Dans le reste de l’actualité, de nouveaux incidents sécuritaires se sont manifestés dans l’État de Borno au Nigeria, où le retour des réfugiés actuellement à Maiduguri est menacé par les attaques incessantes de Boko Haram. Par ailleurs, une partie de la population nigérienne s’engage contre la présence de troupes françaises dans leur pays, alors que la situation entre Barkhane et les civils s’est largement tendue ces dernières semaines. Enfin, Michelle Bachelet, la responsable de l’ONU pour les droits humains, a effectué une visite au Niger, où elle a tiré le signal d’alarme par rapport aux nombreuses violations de ces droits fondamentaux.


The news of the last two weeks has been marked by the publication of a precise analysis of the current situation in the Sahel by teacher-researcher BakarySambe, president of the Timbuktu Institute. According to him, the so-called crisis situation is multi-causal and can only be resolved if international actors take into account the feelings of Sahelian civilians, in order to integrate them into the various proposed solutions, which is not the case at the moment.

In other news, there have been new security incidents in Borno State in Nigeria, where the return of refugees currently in Maiduguri is threatened by the incessant attacks of Boko Haram. In addition, some of the Nigerien civilian population is against the presence of French troops in their country, while the situation between Barkhane and civilians has become very tense in recent weeks.
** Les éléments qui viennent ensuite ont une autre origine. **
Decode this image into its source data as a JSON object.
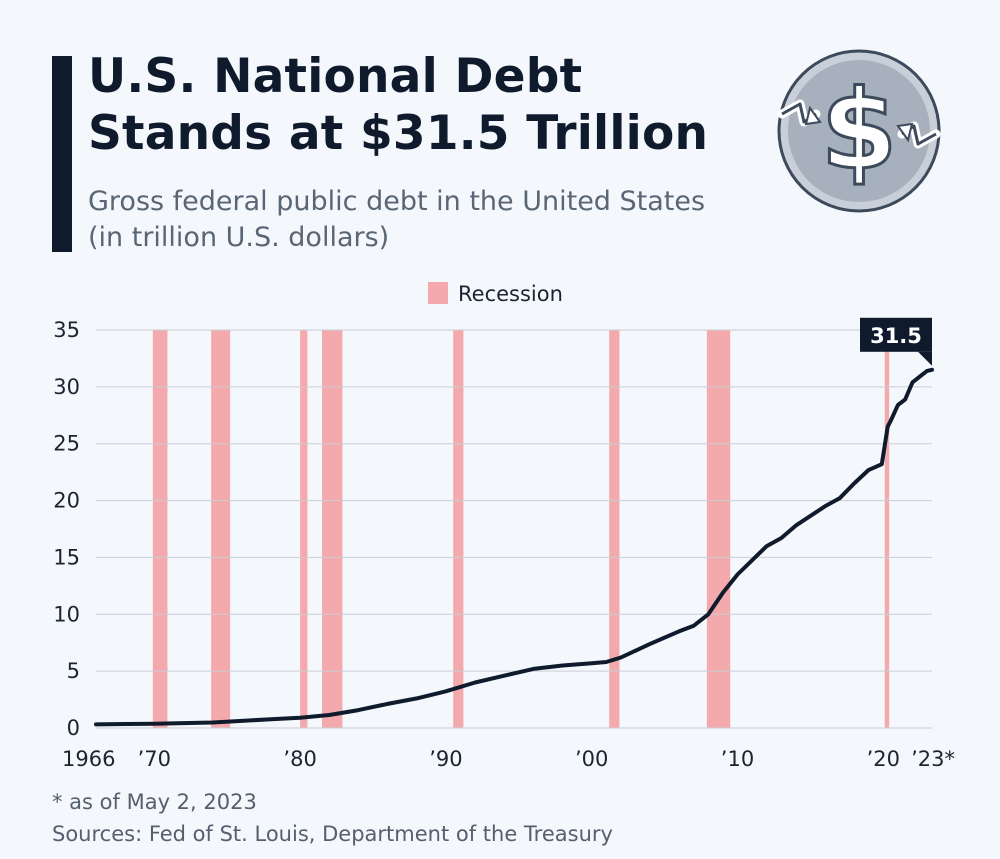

Finally, Michelle Bachelet, the UN human rights chief, visited Niger, where she sounded the alarm about the numerous violations of these fundamental rights.

 
 

L'info phare - Source académique

 
 

Selon Bakary Sambe, directeur du Timbuktu Institute, les perceptions des populations sahéliennes doivent être prises en compte dans les plans sécuritaires internationaux

Directeur du Timbuktu Institute, enseignant-chercheur à l’université Gaston-Berger de Saint-Louis du Sénégal et expert auprès des Nations unies, de l’Union européenne et de l’Union africaine, Bakary Sambe a accordé une longue interview au journal Le Point en marge du Forum sur la paix et la sécurité à Dakar. Le chercheur a notamment évoqué le problème des « enfants-fantômes », les enfants qui n’ont pas d’état civil, ne pouvant donc accéder à aucun service des États comme la santé ou l’éducation. Selon Bakary Sambe, il y a un conflit entre la conception internationale et la perception locale dans la crise sahélienne. Il avance que les populations locales ne ressentent pas forcément la situation de la même manière que les acteurs internationaux, et peuvent percevoir la présence militaire étrangère et l’omniprésence des forces de l’ordre nationales comme un accroissement du sentiment de vivre en insécurité, qu’ils ne percevraient pas sans cette présence accrue. Selon Sambe, il y a urgence à prendre en compte le ressenti des populations locales dans l’élaboration des plans internationaux de sortie de crise.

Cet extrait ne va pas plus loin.